Had those three decisions gone their way, they would have probably been in position to earn a tidy lead and heap real pressure on England.
However, it was not the fault of England's batsmen that the umpires suffered a bad day and Bell - though he was dropped on 119 - took the opportunity to cement his position in an England middle order from which he was discarded for much of last year.
The Warwickshire man, who has built a formidable record against Bangladesh, showed terrific reserves of concentration and put away the short ball particularly well to put paid to one of the more curious statistics of his Test career.
Bell, 27, had never before scored a Test century without one of his team-mates having already reached three figures in the innings, but he did not require a lead from anyone this time.

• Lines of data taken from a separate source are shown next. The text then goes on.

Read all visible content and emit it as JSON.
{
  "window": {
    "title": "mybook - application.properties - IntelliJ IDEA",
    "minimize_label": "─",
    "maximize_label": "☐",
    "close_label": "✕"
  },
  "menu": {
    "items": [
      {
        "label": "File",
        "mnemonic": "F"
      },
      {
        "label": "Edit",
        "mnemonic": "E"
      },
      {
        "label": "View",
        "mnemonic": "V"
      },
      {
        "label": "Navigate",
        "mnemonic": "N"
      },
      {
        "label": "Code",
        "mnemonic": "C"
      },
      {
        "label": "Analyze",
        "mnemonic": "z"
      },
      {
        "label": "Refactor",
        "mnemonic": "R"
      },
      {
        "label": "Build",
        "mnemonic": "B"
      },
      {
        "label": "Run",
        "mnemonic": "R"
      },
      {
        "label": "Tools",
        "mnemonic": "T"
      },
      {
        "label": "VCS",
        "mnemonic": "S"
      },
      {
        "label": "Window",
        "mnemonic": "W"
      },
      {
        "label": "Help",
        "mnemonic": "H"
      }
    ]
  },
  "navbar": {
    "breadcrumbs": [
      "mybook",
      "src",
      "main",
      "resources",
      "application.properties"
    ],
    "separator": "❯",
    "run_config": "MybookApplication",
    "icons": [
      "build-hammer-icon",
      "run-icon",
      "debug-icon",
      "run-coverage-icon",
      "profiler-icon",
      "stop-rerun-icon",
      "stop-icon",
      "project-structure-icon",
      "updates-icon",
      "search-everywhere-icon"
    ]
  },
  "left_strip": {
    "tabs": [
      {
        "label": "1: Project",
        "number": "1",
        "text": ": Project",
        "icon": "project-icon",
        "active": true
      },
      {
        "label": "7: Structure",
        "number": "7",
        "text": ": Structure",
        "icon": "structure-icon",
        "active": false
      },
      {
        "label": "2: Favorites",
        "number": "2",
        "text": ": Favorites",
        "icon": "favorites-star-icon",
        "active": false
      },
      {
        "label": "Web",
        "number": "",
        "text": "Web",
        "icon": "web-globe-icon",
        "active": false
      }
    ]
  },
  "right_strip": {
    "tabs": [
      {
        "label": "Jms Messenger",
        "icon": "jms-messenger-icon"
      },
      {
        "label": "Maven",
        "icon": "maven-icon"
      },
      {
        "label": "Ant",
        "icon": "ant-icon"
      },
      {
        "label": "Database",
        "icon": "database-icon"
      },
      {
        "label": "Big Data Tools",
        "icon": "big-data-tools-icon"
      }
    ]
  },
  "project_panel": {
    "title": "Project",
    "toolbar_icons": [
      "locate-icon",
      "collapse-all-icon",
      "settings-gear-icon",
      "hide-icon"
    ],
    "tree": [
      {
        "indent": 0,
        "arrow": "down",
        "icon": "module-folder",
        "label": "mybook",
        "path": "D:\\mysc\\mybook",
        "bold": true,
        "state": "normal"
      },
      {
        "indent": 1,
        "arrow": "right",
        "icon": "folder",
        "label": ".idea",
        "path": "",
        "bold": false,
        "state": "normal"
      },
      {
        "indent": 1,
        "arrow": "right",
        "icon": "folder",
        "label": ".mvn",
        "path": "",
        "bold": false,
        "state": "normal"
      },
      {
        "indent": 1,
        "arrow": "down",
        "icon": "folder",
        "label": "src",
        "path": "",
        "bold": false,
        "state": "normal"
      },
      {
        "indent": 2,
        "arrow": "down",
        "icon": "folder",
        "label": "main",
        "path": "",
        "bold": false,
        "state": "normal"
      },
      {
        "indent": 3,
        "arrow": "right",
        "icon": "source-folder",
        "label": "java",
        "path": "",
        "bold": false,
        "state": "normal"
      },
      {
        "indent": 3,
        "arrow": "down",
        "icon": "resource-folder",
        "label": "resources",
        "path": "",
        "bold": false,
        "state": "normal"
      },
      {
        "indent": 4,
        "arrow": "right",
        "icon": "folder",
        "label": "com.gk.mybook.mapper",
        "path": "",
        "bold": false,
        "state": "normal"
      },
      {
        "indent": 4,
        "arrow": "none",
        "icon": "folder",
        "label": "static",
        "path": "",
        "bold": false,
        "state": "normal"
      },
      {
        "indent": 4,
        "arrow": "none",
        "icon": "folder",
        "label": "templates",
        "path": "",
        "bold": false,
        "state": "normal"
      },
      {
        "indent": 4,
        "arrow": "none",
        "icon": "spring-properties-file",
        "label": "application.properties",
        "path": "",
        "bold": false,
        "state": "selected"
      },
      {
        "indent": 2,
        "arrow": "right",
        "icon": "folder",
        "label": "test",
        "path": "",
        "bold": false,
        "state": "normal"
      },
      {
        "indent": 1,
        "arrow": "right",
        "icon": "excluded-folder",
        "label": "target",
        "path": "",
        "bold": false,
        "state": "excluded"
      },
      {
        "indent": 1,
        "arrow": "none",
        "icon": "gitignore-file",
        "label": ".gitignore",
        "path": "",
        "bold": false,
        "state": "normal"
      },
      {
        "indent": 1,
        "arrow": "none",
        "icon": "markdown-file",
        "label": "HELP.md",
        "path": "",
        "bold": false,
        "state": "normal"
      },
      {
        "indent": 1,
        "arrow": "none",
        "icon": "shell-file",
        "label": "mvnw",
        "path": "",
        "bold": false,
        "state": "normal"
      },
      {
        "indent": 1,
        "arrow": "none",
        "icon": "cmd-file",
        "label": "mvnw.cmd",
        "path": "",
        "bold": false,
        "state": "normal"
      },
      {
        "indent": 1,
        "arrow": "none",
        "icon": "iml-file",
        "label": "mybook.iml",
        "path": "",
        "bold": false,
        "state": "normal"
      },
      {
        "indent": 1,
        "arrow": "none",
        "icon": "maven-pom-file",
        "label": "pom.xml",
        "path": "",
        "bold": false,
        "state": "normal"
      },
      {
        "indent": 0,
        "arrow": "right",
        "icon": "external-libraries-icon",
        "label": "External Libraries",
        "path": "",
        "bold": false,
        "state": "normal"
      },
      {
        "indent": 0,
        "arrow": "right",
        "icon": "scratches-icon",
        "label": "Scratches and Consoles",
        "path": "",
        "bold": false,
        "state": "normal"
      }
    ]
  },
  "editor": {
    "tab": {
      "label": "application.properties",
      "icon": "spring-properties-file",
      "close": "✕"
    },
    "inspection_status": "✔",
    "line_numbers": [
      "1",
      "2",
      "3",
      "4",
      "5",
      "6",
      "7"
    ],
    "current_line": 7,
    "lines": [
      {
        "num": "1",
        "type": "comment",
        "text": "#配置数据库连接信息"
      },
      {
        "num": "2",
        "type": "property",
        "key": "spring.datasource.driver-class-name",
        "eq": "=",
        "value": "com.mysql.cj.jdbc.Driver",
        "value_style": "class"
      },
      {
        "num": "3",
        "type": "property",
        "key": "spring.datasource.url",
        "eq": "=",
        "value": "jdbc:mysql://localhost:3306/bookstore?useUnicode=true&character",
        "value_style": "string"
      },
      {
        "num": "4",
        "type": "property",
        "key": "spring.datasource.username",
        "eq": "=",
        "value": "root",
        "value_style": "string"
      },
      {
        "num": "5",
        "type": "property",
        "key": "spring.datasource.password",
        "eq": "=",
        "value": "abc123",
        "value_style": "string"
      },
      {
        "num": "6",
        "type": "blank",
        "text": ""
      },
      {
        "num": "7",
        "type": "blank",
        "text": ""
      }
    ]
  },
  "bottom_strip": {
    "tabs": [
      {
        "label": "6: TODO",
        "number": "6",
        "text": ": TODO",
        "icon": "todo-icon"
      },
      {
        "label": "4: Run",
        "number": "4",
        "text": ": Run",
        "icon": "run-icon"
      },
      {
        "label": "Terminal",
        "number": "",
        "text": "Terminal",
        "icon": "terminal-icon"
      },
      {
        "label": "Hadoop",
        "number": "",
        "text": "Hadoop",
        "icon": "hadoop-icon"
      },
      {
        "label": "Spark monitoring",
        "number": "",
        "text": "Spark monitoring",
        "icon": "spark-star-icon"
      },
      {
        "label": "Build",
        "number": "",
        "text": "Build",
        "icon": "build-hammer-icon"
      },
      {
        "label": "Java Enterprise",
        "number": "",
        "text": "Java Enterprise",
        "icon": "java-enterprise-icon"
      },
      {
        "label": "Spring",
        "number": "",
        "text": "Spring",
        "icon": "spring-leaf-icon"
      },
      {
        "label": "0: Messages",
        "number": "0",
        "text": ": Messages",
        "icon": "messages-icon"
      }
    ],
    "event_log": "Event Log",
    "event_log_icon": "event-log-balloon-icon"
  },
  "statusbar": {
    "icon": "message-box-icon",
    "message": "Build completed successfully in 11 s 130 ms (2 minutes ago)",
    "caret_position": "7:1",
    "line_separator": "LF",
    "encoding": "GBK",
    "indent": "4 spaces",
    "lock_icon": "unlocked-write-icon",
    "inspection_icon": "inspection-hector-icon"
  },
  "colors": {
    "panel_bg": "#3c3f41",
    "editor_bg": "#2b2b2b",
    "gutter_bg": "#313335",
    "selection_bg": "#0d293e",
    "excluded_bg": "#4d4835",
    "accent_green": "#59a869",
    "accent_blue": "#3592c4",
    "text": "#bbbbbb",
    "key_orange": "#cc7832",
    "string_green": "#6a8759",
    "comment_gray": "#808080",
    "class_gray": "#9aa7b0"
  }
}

Overall, the cricket had an insipid quality to it, with England in no rush to score at more than three runs an over and Bangladesh's fielders frequently fielding the ball with their feet.
Bell's Warwickshire colleague Trott quickly departed when a delivery from skipper Shakib cannoned off his elbow and down into his stumps.
But Shakib, after a brief and encouraging experiment with the pace of Rubel, relied too heavily on the bowling of Razzak and himself.
Absurdly, the new ball was taken by Razzak of all people as soon as it became available, and Bell responded by hitting the spinner for consecutive boundaries.
Prior played some lovely cover-drives and had become England's main aggressor as he reached his half-century with a pull for four more, but then became greedy.
Approaching lunch - and having already hit Shakib for two fours in the over - he charged the bowler, attempted an ugly swipe, and was bowled.
Matt Prior played freely before playing a poor shot just before lunch
The middle session was largely soporific, but it did witness Bell moving to 90 with an effortless straight six off Razzak and then to his hundred with a compact cut for four off Rubel.
Bresnan, whose footwork looked a little clumsy early on, grew more confident with time at the crease. He reached his fifty with a nice little skip down the wicket before belting Shakib straight for four.
By then Bell had picked out midwicket off the under-used paceman Shafiul Islam, only for Imrul Kayes to spill the chance.
Late in the day as England edged slowly to the Bangladesh total, Bell, hitting Shakib against the spin, skied a catch to square-leg.
But Bresnan, in more than four hours at the crease, showed coach Andy Flower that he is a viable option at number seven.
Graeme Swann fell when Shakib got his fingers to Bresnan's straight drive, deflecting it into the stumps with the non-striking batsman some way short of his ground.
Though it is hard not to suggest Shakib has bowled himself a bit too much in sending down 57 overs, the skipper will feel a return of 4-99 justified his marathon effort.
It was Mahmudullah, however, who struck the final blow of the day, having Stuart Broad, who never settled at the crease, leg-before as he groped forward unconvincingly.